Baby Abandonment. Essay
BABY ABANDONMENT Child abandonment is the practice of relinquishing interests and claims over one’s offspring with the intent of never again resuming or reasserting it. Causes include many social and cultural factors as well as mental illness. An abandoned child is called a foundling as opposed to a runaway or an orphan. Poverty is often a root cause of child abandonment.
Persons in cultures with poor social welfare systems who are not financially capable of taking care of a child are more likely to abandon him/her. Political conditions, such as difficulty in adoption proceedings, may also contribute to child abandonment, as can the lack of institutions, such as orphanages, to take in children whom their parents cannot support. Societies with strong social structures and liberal adoption laws tend to have lower rates of child abandonment.
Young girls are leaving the shelter, protection and guidance of their parents in the rural areas in large numbers to study or to work and the companionship that some of them establish with their male colleagues may go beyond the bounds of what their parents would call proper. Unfortunately, when the inevitable happens, the fear of discovery and shame and not knowing what to do cause them to abandon or dump their babies.
Today, abandonment of a child is considered to be a serious crime in many jurisdictions because it can be considered as wrong in itself due to the direct harm to the child, and because of welfare concerns in that the child often becomes a burden upon the public fiscal. Many jurisdictions have exceptions in the form of safe haven laws, which apply to babies left in designated places such as hospitals.
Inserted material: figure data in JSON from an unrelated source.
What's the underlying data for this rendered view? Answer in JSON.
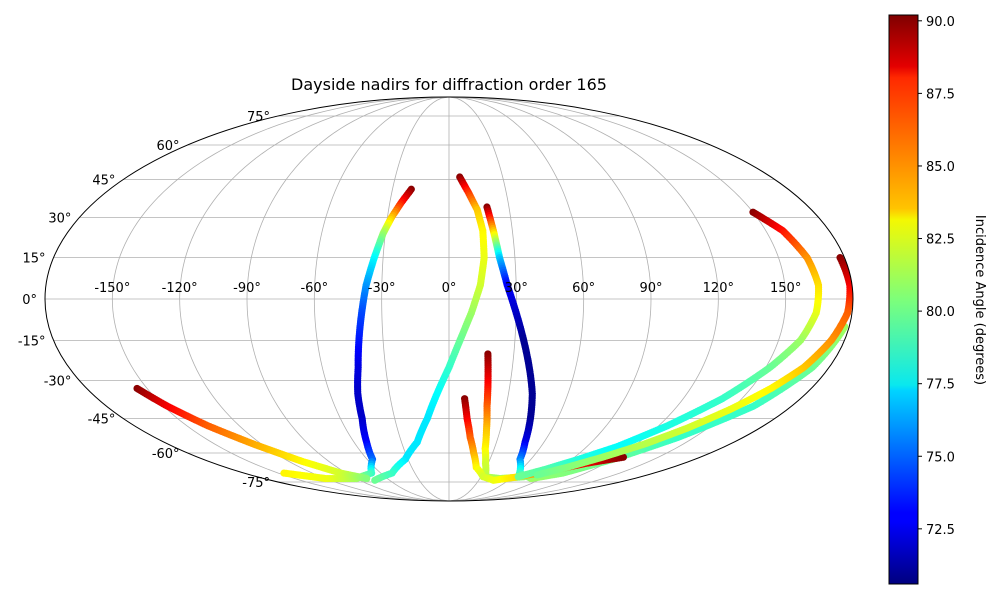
{
  "chart_data": {
    "type": "scatter",
    "projection": "mollweide",
    "title": "Dayside nadirs for diffraction order 165",
    "x_tick_labels": [
      "-150°",
      "-120°",
      "-90°",
      "-60°",
      "-30°",
      "0°",
      "30°",
      "60°",
      "90°",
      "120°",
      "150°"
    ],
    "x_tick_values": [
      -150,
      -120,
      -90,
      -60,
      -30,
      0,
      30,
      60,
      90,
      120,
      150
    ],
    "y_tick_labels": [
      "75°",
      "60°",
      "45°",
      "30°",
      "15°",
      "0°",
      "-15°",
      "-30°",
      "-45°",
      "-60°",
      "-75°"
    ],
    "y_tick_values": [
      75,
      60,
      45,
      30,
      15,
      0,
      -15,
      -30,
      -45,
      -60,
      -75
    ],
    "xlim": [
      -180,
      180
    ],
    "ylim": [
      -90,
      90
    ],
    "grid": true,
    "colormap": "jet",
    "colorbar": {
      "label": "Incidence Angle (degrees)",
      "range": [
        70.6,
        90.2
      ],
      "tick_values": [
        72.5,
        75.0,
        77.5,
        80.0,
        82.5,
        85.0,
        87.5,
        90.0
      ],
      "tick_labels": [
        "72.5",
        "75.0",
        "77.5",
        "80.0",
        "82.5",
        "85.0",
        "87.5",
        "90.0"
      ]
    },
    "series": [
      {
        "points": [
          {
            "lon": -20,
            "lat": 41,
            "value": 90
          },
          {
            "lon": -24,
            "lat": 36,
            "value": 87.5
          },
          {
            "lon": -28,
            "lat": 30,
            "value": 84
          },
          {
            "lon": -31,
            "lat": 24,
            "value": 81
          },
          {
            "lon": -34,
            "lat": 15,
            "value": 78
          },
          {
            "lon": -37,
            "lat": 5,
            "value": 76
          },
          {
            "lon": -39,
            "lat": -5,
            "value": 74.5
          },
          {
            "lon": -41,
            "lat": -15,
            "value": 73.5
          },
          {
            "lon": -43,
            "lat": -25,
            "value": 72.5
          },
          {
            "lon": -46,
            "lat": -35,
            "value": 72
          },
          {
            "lon": -48,
            "lat": -45,
            "value": 72
          },
          {
            "lon": -52,
            "lat": -55,
            "value": 73
          },
          {
            "lon": -56,
            "lat": -63,
            "value": 75
          },
          {
            "lon": -68,
            "lat": -70,
            "value": 79
          },
          {
            "lon": -90,
            "lat": -73,
            "value": 81
          },
          {
            "lon": -120,
            "lat": -73,
            "value": 82.5
          },
          {
            "lon": -145,
            "lat": -70,
            "value": 83
          }
        ]
      },
      {
        "points": [
          {
            "lon": 6,
            "lat": 46,
            "value": 90
          },
          {
            "lon": 10,
            "lat": 40,
            "value": 87
          },
          {
            "lon": 14,
            "lat": 33,
            "value": 84
          },
          {
            "lon": 16,
            "lat": 25,
            "value": 83
          },
          {
            "lon": 16,
            "lat": 15,
            "value": 82.5
          },
          {
            "lon": 14,
            "lat": 5,
            "value": 82
          },
          {
            "lon": 10,
            "lat": -5,
            "value": 81
          },
          {
            "lon": 5,
            "lat": -15,
            "value": 80
          },
          {
            "lon": 0,
            "lat": -25,
            "value": 79
          },
          {
            "lon": -6,
            "lat": -35,
            "value": 78
          },
          {
            "lon": -12,
            "lat": -45,
            "value": 77.5
          },
          {
            "lon": -20,
            "lat": -55,
            "value": 77.5
          },
          {
            "lon": -32,
            "lat": -63,
            "value": 77.5
          },
          {
            "lon": -50,
            "lat": -70,
            "value": 79
          },
          {
            "lon": -75,
            "lat": -74,
            "value": 80
          }
        ]
      },
      {
        "points": [
          {
            "lon": -155,
            "lat": -33,
            "value": 90
          },
          {
            "lon": -148,
            "lat": -40,
            "value": 88
          },
          {
            "lon": -138,
            "lat": -48,
            "value": 86
          },
          {
            "lon": -125,
            "lat": -56,
            "value": 84.5
          },
          {
            "lon": -110,
            "lat": -64,
            "value": 83
          },
          {
            "lon": -95,
            "lat": -70,
            "value": 82
          },
          {
            "lon": -80,
            "lat": -73,
            "value": 80.5
          }
        ]
      },
      {
        "points": [
          {
            "lon": 19,
            "lat": 34,
            "value": 90
          },
          {
            "lon": 21,
            "lat": 25,
            "value": 84
          },
          {
            "lon": 23,
            "lat": 15,
            "value": 77
          },
          {
            "lon": 26,
            "lat": 5,
            "value": 73
          },
          {
            "lon": 30,
            "lat": -5,
            "value": 72
          },
          {
            "lon": 34,
            "lat": -15,
            "value": 71
          },
          {
            "lon": 38,
            "lat": -25,
            "value": 71
          },
          {
            "lon": 42,
            "lat": -35,
            "value": 71
          },
          {
            "lon": 45,
            "lat": -45,
            "value": 71
          },
          {
            "lon": 48,
            "lat": -55,
            "value": 72.5
          },
          {
            "lon": 52,
            "lat": -63,
            "value": 75.5
          },
          {
            "lon": 62,
            "lat": -70,
            "value": 79
          },
          {
            "lon": 80,
            "lat": -73,
            "value": 81
          },
          {
            "lon": 100,
            "lat": -70,
            "value": 80.5
          },
          {
            "lon": 120,
            "lat": -63,
            "value": 80
          },
          {
            "lon": 140,
            "lat": -53,
            "value": 79
          },
          {
            "lon": 160,
            "lat": -40,
            "value": 79
          },
          {
            "lon": 172,
            "lat": -25,
            "value": 80
          },
          {
            "lon": 178,
            "lat": -10,
            "value": 81
          }
        ]
      },
      {
        "points": [
          {
            "lon": 18,
            "lat": -20,
            "value": 90
          },
          {
            "lon": 19,
            "lat": -30,
            "value": 88
          },
          {
            "lon": 20,
            "lat": -40,
            "value": 86
          },
          {
            "lon": 22,
            "lat": -50,
            "value": 84
          },
          {
            "lon": 24,
            "lat": -58,
            "value": 83
          },
          {
            "lon": 28,
            "lat": -65,
            "value": 82
          },
          {
            "lon": 34,
            "lat": -72,
            "value": 81.5
          },
          {
            "lon": 50,
            "lat": -73,
            "value": 81
          },
          {
            "lon": 70,
            "lat": -72,
            "value": 80.5
          },
          {
            "lon": 90,
            "lat": -68,
            "value": 80
          }
        ]
      },
      {
        "points": [
          {
            "lon": 8,
            "lat": -37,
            "value": 90
          },
          {
            "lon": 10,
            "lat": -45,
            "value": 88
          },
          {
            "lon": 13,
            "lat": -53,
            "value": 86
          },
          {
            "lon": 17,
            "lat": -60,
            "value": 84.5
          },
          {
            "lon": 22,
            "lat": -67,
            "value": 83
          },
          {
            "lon": 32,
            "lat": -72,
            "value": 82
          },
          {
            "lon": 45,
            "lat": -74,
            "value": 82.5
          },
          {
            "lon": 65,
            "lat": -72,
            "value": 83.5
          },
          {
            "lon": 85,
            "lat": -69,
            "value": 86
          },
          {
            "lon": 105,
            "lat": -65,
            "value": 88
          },
          {
            "lon": 125,
            "lat": -62,
            "value": 90
          }
        ]
      },
      {
        "points": [
          {
            "lon": 150,
            "lat": 32,
            "value": 90
          },
          {
            "lon": 158,
            "lat": 25,
            "value": 87.5
          },
          {
            "lon": 163,
            "lat": 15,
            "value": 85
          },
          {
            "lon": 165,
            "lat": 5,
            "value": 83.5
          },
          {
            "lon": 164,
            "lat": -5,
            "value": 82.5
          },
          {
            "lon": 160,
            "lat": -15,
            "value": 81
          },
          {
            "lon": 152,
            "lat": -25,
            "value": 80
          },
          {
            "lon": 140,
            "lat": -37,
            "value": 79
          },
          {
            "lon": 125,
            "lat": -48,
            "value": 78.5
          },
          {
            "lon": 110,
            "lat": -57,
            "value": 78
          },
          {
            "lon": 95,
            "lat": -63,
            "value": 78.5
          },
          {
            "lon": 80,
            "lat": -68,
            "value": 79.5
          },
          {
            "lon": 65,
            "lat": -72,
            "value": 80
          }
        ]
      },
      {
        "points": [
          {
            "lon": 178,
            "lat": 15,
            "value": 90
          },
          {
            "lon": 179,
            "lat": 5,
            "value": 88
          },
          {
            "lon": 178,
            "lat": -5,
            "value": 86
          },
          {
            "lon": 174,
            "lat": -15,
            "value": 85
          },
          {
            "lon": 168,
            "lat": -25,
            "value": 84
          },
          {
            "lon": 160,
            "lat": -33,
            "value": 83
          },
          {
            "lon": 150,
            "lat": -41,
            "value": 82.5
          },
          {
            "lon": 138,
            "lat": -49,
            "value": 82
          },
          {
            "lon": 125,
            "lat": -56,
            "value": 81.5
          },
          {
            "lon": 110,
            "lat": -62,
            "value": 81
          },
          {
            "lon": 95,
            "lat": -67,
            "value": 80.5
          },
          {
            "lon": 80,
            "lat": -71,
            "value": 80
          }
        ]
      }
    ]
  }
}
For example, Selangor have registered the highest number of abandoned baby cases in the country since 2005, compared with other states, heard from the Dewan Rakyat.
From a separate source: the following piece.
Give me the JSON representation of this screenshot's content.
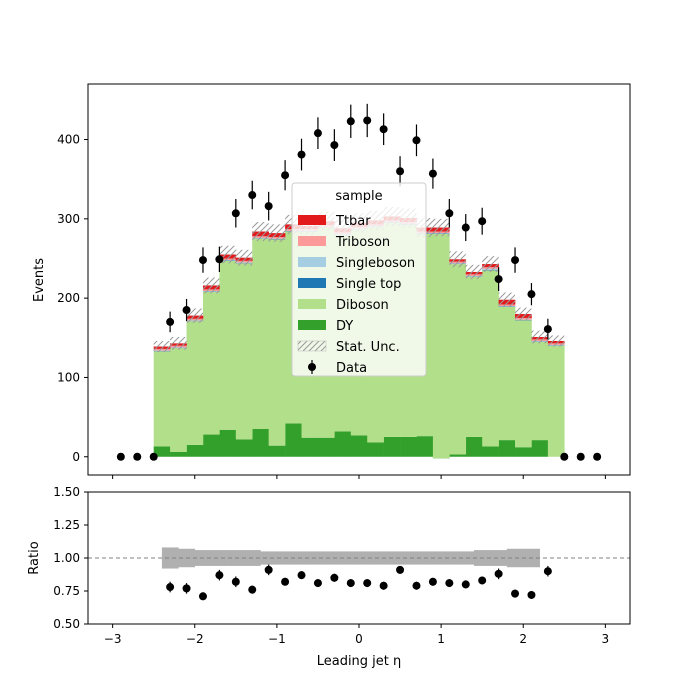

Women, Family and Community Development Minister Datuk Seri Shahrizat Abdul Jalil said according to statistics from the police, 105 abandoned baby cases were recorded in Selangor while the Welfare Department has recorded 407 abandoned baby cases recorded over the past five years,” said Shahrizat when answering a question by Datuk Ismail Abdul Muttalib (BN-Maran) who wanted to know the number of abandoned babies cases from 2005 to 2010, according to states and the action by the government to curb such cases.
Apart from Selangor, 83 abandoned baby cases were registered in Johor, Sabah (65), Sarawak (34), Negeri Sembilan (24), Penang (22), Perak (19), Pahang (17), Kedah (17), Kelantan (10), Terengganu (5), Malacca (3), Kuala Lumpur (2) and Perlis (1). There is no doubt that a solution has to be found to the growing problem of baby dumping. Indeed we have to, even if it is just to avoid being called a nation of baby dumpers.
Surely, we also do not want the developed nation status that we are going to achieve in 10 years to be besmirched by our tendency to drive young unwed mothers to dump their newborns. Therefore, we must establish ourselves as people who are loving and compassionate when it comes to handling the problems that young girls have to face when giving birth to children they conceived out of wedlock. We should realise by now that this problem is to be expected.